22 Juillet 2018

Congo-Kinshasa: Exetat en RDC - Quand la connaissance cède sa place au phénomène 100%

En République Démocratique du Congo, les écoles naissent comme des champignons. Cette multiplicité d'écoles tire la connaissance vers le bas. Il suffit, juste, de sillonner les rues de la capitale pour remarquer qu'en lieu et place de venter la qualité des enseignements dispensés, les établissements scolaires se contentent d'écrire sur des tableaux d'inscriptions, sur leur murs ou sur des banderoles des mentions du genre : 100% sûr, chez nous c'est un coup une flamme, Etut'ekota ... Le premier critère pour s'inscrire ou inscrire son enfant dans une école est donc devenu le fait de savoir les résultats antérieurs d'une école aux épreuves de l'examen d'Etat. La qualité de l'enseignement importe peu. Le plus important est donc devenu l'obtention de son diplôme, quelle que soit la qualité de l'enseignement.

Alors que les épreuves de l'examen d'Etat sont, en RD. Congo, le passage obligé pour avoir accès aux enseignements dans les universités, l'obtention d'un diplôme n'est plus une affaire d'intelligence. Intelligents ou non, les élèves préfèrent s'inscrire dans des écoles ou les préfets d'études et promoteurs d'écoles arrangent tout pour leur donner des diplômes à la fin. La condition, dans certaines écoles, pour obtenir le diplôme est d'être en ordre avec tous les frais demandés par l'établissement scolaire.
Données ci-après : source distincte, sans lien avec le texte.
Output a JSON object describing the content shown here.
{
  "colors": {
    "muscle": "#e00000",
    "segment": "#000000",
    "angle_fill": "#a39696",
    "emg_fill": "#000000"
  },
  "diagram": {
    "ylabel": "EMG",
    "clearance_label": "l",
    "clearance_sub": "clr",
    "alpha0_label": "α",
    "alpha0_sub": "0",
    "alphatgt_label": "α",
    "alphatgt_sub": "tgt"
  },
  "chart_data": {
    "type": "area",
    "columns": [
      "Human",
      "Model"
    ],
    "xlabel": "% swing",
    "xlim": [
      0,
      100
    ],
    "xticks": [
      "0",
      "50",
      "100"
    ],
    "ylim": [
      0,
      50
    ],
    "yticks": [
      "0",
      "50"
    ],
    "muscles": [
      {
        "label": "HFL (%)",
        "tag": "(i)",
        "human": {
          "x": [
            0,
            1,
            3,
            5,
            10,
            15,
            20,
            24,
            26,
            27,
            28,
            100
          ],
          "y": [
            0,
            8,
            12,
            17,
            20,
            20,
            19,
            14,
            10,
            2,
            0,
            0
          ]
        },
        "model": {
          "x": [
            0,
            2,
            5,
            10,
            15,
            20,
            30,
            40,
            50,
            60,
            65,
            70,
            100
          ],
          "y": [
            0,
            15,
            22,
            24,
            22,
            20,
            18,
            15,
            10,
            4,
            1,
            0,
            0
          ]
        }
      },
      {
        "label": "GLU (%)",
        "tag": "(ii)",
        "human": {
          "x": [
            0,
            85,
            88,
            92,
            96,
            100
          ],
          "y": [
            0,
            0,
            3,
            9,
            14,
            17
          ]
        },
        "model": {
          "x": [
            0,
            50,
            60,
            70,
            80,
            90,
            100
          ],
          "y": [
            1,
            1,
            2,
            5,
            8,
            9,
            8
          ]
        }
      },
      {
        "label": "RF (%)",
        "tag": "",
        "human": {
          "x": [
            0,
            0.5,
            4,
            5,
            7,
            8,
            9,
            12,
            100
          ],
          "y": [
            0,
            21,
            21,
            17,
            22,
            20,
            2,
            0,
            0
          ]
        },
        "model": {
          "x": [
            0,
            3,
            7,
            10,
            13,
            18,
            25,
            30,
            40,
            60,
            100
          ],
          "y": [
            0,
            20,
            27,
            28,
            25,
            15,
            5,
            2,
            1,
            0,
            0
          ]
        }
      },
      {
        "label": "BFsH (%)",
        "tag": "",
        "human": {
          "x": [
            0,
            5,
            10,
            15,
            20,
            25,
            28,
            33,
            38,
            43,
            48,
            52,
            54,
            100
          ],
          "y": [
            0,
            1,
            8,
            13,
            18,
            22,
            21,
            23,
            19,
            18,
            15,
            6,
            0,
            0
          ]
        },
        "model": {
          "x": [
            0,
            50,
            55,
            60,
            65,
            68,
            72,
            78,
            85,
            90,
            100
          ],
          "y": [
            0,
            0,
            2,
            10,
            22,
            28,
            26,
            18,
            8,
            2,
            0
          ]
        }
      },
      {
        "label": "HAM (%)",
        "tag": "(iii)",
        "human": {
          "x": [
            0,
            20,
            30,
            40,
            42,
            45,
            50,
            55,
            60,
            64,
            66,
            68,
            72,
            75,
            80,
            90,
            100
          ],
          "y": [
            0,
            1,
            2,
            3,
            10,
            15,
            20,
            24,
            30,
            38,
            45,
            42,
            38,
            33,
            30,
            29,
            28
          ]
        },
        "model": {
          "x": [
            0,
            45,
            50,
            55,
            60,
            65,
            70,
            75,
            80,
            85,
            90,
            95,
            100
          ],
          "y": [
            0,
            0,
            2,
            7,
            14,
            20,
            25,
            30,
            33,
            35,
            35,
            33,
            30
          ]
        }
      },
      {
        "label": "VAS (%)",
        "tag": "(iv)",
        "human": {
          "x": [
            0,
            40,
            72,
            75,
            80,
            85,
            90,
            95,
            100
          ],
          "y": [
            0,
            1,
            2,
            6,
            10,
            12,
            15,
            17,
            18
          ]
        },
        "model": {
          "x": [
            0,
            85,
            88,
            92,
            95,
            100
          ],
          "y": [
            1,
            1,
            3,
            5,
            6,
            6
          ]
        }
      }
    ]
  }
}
L'essentiel c'est l'obtention de son diplôme

Parents, élèves et enseignants tous emportés par le phénomène 100%. Et parce qu'ils doivent faire face aux frais scolaires dont le montant n'est pas stable et change d'une école à une autre et aussi beaucoup d'autres frais pour que leurs enfants présentent ces examens d'Etat, certains parents avant d'inscrire leurs enfants dans une école posent la question : «votre école fait elle 100% ? » et une école qui fait 100% on a pas besoin de savoir dans quelles conditions son enfant étudie, le plus important reste le diplôme.

Les élèves, eux, sûr et certains que leurs établissements feront tout pour leur donner la réussite à la fin et que leur réussite constitue, en elle-même, une publicité pour l'école en vue de l'année prochaine, ils se font de plus en plus rares dans les salles de classes, oubliant que la connaissance vaut plus que le diplôme car, sans connaissance, on ne peut pas défendre ce diplôme.

Les promoteurs et préfets d'écoles sont prêts à tout faire pour donner la réussite, à 100%, à leurs élèves car cela va de la renommée de leurs établissements scolaires.

Pour ce faire, "ils corrompent les inspecteurs, arrangent le fameux E13... "

Dans les centres, là où se passent ces preuves, les gens qui y sont comme les surveillants des élèves pour qu'ils ne trichent pas, se transforment en surveillants des chefs de centres et OPJ pour faciliter la tricherie aux élèves, et cela en échange de quelques billets de francs congolais, indiquent certains obervateurs.

Chaque année, le taux de réussite monte. Parmi ces lauréats certains sont incapable de s'exprimer en français qu'ils ont étudié dès leur premier jour à l'école. Alors que les examens d'Etat donnent le visa pour l'université, qui doit accueillir des personnes murs, l'Etat congolais se doit de mettre l'ordre dans secteur car, c'est de là que sortent les futurs cadres du pays.